Method	P12 AUROC	P19 AUROC	PAM Accuracy
Warpformer	83.4	88.8	94.3
mTAND	84.2	84.4	92.9
Raindrop	82.8	87.0	88.5
iTimER	85.1+	89.2+	95.0+

iTimER also achieves comprehensive improvements on interpolation and forecasting tasks.

Key Findings¶

Effectiveness of reconstruction error as a learning signal: removing pseudo-observation generation leads to a notable performance drop.
Wasserstein alignment is critical: it ensures pseudo-observations do not introduce distributional bias.
Task-agnostic pretraining: a single pretrained model transfers to classification, interpolation, and forecasting downstream tasks.

Highlights & Insights¶

The insight of "reconstruction error as signal" is particularly profound: extracting useful information from the model's own imperfections is a principle transferable to any self-supervised learning scenario.
Mixup-based pseudo-observation generation is more physically motivated than direct imputation or noise injection.
The Wasserstein distance is computed efficiently via the closed-form solution under Gaussian assumptions.

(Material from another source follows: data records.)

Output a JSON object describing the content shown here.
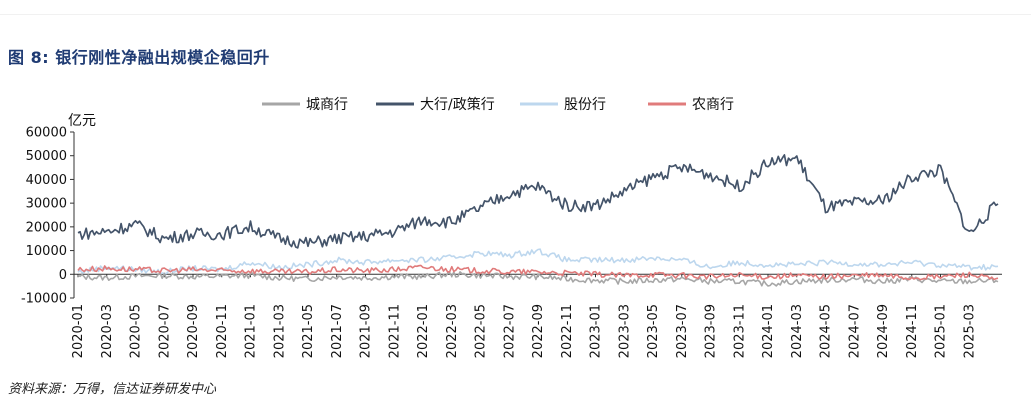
{
  "header": {
    "top_strip_text": "",
    "figure_label": "图 8:",
    "figure_title": "银行刚性净融出规模企稳回升"
  },
  "footer": {
    "source": "资料来源：万得，信达证券研发中心"
  },
  "colors": {
    "城商行": "#a6a6a6",
    "大行/政策行": "#44546a",
    "股份行": "#bdd7ee",
    "农商行": "#e07b7b"
  },
  "chart_data": {
    "type": "line",
    "title": "银行刚性净融出规模企稳回升",
    "ylabel": "亿元",
    "xlabel": "",
    "ylim": [
      -10000,
      60000
    ],
    "yticks": [
      -10000,
      0,
      10000,
      20000,
      30000,
      40000,
      50000,
      60000
    ],
    "x_tick_labels": [
      "2020-01",
      "2020-03",
      "2020-05",
      "2020-07",
      "2020-09",
      "2020-11",
      "2021-01",
      "2021-03",
      "2021-05",
      "2021-07",
      "2021-09",
      "2021-11",
      "2022-01",
      "2022-03",
      "2022-05",
      "2022-07",
      "2022-09",
      "2022-11",
      "2023-01",
      "2023-03",
      "2023-05",
      "2023-07",
      "2023-09",
      "2023-11",
      "2024-01",
      "2024-03",
      "2024-05",
      "2024-07",
      "2024-09",
      "2024-11",
      "2025-01",
      "2025-03"
    ],
    "legend_position": "top",
    "grid": false,
    "x": [
      "2020-01",
      "2020-03",
      "2020-05",
      "2020-07",
      "2020-09",
      "2020-11",
      "2021-01",
      "2021-03",
      "2021-05",
      "2021-07",
      "2021-09",
      "2021-11",
      "2022-01",
      "2022-03",
      "2022-05",
      "2022-07",
      "2022-09",
      "2022-11",
      "2023-01",
      "2023-03",
      "2023-05",
      "2023-07",
      "2023-09",
      "2023-11",
      "2024-01",
      "2024-03",
      "2024-05",
      "2024-07",
      "2024-09",
      "2024-11",
      "2025-01",
      "2025-03",
      "2025-04"
    ],
    "series": [
      {
        "name": "城商行",
        "values": [
          -1000,
          -1500,
          -800,
          -500,
          -1000,
          -800,
          -500,
          -1500,
          -2000,
          -1000,
          -1500,
          -1000,
          -1000,
          0,
          -500,
          -1000,
          -1000,
          -2000,
          -2500,
          -3000,
          -2500,
          -2000,
          -3000,
          -3000,
          -4000,
          -3000,
          -2500,
          -2000,
          -3000,
          -2000,
          -3000,
          -3000,
          -2500
        ]
      },
      {
        "name": "大行/政策行",
        "values": [
          17000,
          18000,
          21000,
          15000,
          17000,
          17000,
          20000,
          15000,
          13000,
          15000,
          16000,
          18000,
          23000,
          22000,
          28000,
          34000,
          37000,
          29000,
          29000,
          35000,
          41000,
          45000,
          42000,
          37000,
          47000,
          49000,
          28000,
          30000,
          31000,
          41000,
          44000,
          17000,
          30000
        ]
      },
      {
        "name": "股份行",
        "values": [
          1000,
          3000,
          2000,
          1000,
          2500,
          2000,
          5000,
          3000,
          4000,
          6000,
          5000,
          6000,
          6000,
          7000,
          9000,
          8000,
          10000,
          6000,
          6000,
          6000,
          7000,
          6000,
          3000,
          5000,
          4000,
          4000,
          5000,
          4500,
          4000,
          5000,
          4000,
          3000,
          3000
        ]
      },
      {
        "name": "农商行",
        "values": [
          2000,
          2500,
          2000,
          1500,
          2000,
          1500,
          1500,
          1000,
          1000,
          2000,
          1500,
          2000,
          3000,
          2000,
          1500,
          1000,
          1000,
          500,
          0,
          -500,
          0,
          -500,
          -1000,
          -500,
          -1000,
          -500,
          -1000,
          -500,
          -500,
          -1500,
          -1000,
          0,
          -2500
        ]
      }
    ]
  }
}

Limitations & Future Work¶

The Gaussian assumption may not hold for all error distributions.
Using only the nearest observed value as the anchor may be insufficient for long-gap missing regions.

Rating¶

Novelty: ⭐⭐⭐⭐⭐ The core insight of treating reconstruction error as a learning signal is highly original.
Experimental Thoroughness: ⭐⭐⭐⭐ Validated across three task types and multiple datasets.
Writing Quality: ⭐⭐⭐⭐ Architecture diagrams are clear and the motivation is well-argued.
Value: ⭐⭐⭐⭐ Establishes a new paradigm for irregularly sampled time series representation learning.